The producer-titans inevitably clashed, and Ponti went solo to shepherd Loren’s international career. He juggled routine Hollywood product (The Black Orchid, That Kind of Woman, Heller in Pink Tights) with more simpatico Italian films — not just Two Women but Marriage Italian Style, Boccaccio 70 and Yesterday, Today and Tomorrow, all of them directed by DeSica and usually co-starring Loren’s ideal screen companion, Marcello Mastroianni. These international hit were a splendid showcase for Italy as the second Hollywood, and Loren and Mastroianni as the prime exponents of earthy adult sexuality.
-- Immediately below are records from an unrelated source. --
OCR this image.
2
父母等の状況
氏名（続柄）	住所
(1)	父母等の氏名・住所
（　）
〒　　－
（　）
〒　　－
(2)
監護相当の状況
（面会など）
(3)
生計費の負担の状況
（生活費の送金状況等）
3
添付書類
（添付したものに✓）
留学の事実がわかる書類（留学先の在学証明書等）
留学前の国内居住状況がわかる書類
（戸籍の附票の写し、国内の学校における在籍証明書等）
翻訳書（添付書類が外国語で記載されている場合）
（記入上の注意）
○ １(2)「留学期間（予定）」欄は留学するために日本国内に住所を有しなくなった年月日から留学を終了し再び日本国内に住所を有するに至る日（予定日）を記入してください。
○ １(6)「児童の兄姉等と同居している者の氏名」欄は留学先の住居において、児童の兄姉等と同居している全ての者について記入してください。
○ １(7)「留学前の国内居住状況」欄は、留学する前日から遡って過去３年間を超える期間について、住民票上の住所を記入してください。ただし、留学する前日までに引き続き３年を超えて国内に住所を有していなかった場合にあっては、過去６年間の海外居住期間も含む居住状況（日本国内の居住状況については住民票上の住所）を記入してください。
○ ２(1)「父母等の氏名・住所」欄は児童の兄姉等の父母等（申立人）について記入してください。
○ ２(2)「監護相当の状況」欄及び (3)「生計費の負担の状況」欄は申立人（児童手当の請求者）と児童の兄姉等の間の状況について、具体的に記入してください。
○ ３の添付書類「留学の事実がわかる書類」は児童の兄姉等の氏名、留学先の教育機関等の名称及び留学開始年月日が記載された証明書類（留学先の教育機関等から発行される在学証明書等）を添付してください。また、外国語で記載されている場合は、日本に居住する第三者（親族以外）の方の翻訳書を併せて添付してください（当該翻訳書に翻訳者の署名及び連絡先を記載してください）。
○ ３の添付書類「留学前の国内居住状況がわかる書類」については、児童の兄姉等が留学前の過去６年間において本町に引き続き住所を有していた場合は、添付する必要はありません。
Aside from his Sophia films, Ponti was at his busiest in the 60s and early 70s, when he sponsored a host of ambitious projects by gifted, strong-willed directors: David Lean’s Doctor Zhivago, Michelangelo Antonioni’s Blowup and Zabriskie Point, Jean-Luc Godard’s A Woman Is a Woman, Les Carabiniers and Contempt, Jean-Pierre Melville’s Leon Morin, Priest and Doulos the Finger Man, Agnes Varda’s Cleo from 5 to 7, Claude Chabrol’s Landru, Jiri Menzel’s Closely Watched Trains and Milos Forman’sThe Fireman’s Ball, plus Andy Warhol’s Frankenstein and Roman Polanski’s What?

“I don’t make deals,” he used to boast, “I make films.” But Ponti wasn’t a hands-on, obsessively creative producer like David O. Selznick; he was more the money-raiser and -maker. Which isn’t to say that some directors didn’t find him obtrusive. In the behind-the-scenes movie drama Contempt, the notoriously independent Godard based the coarse producer played by Jack Palance in part on Ponti, A scene in which Palance kicks cans of films around a screening room is supposedly based on a Carlo outburst. Ponti’s one creative contribution to the movie was to insist that the female lead, Brigitte Bardot, be given a nude scene. Godard obliged, in his fashion, by opening the film with the naked Bardot quizzing her husband (Michel Piccoli) on his appreciation of her body parts — thus acceding to Ponti’s demand and simultaneously undercutting it.

Godard wasn’t the only one to get Ponti in trouble over his films. His first film as producer, the 1941 Piccolo Mondo Antico with the lustrous young Alida Valli, got him slapped in jail by Mussolini’s fascists for supposed anti-German sentiments. In 1973 his movie Massacre in Rome, which detailed Pope Pius XII’s collaboration with Nazi Germany, earned Ponti a six-month sentence — first suspended, then reversed on appeal. And in 1979 a Roman court slapped him in absentia with a four-year jail term and a $24 million fine for “illegal transfer of capital abroad.” It took another decade for Ponti to settle the dispute and win the return of his art collection, which the government had seized.

Through all the turbulence, Ponti always had Loren as his champion and consoler. More than a half-century together, they seemed no longer a joke but a fairy tale. The leer of Italian gossips in the 50s turned to an indulgent smile and, today, a fond tear. Carlo and Sophia — it must have been love.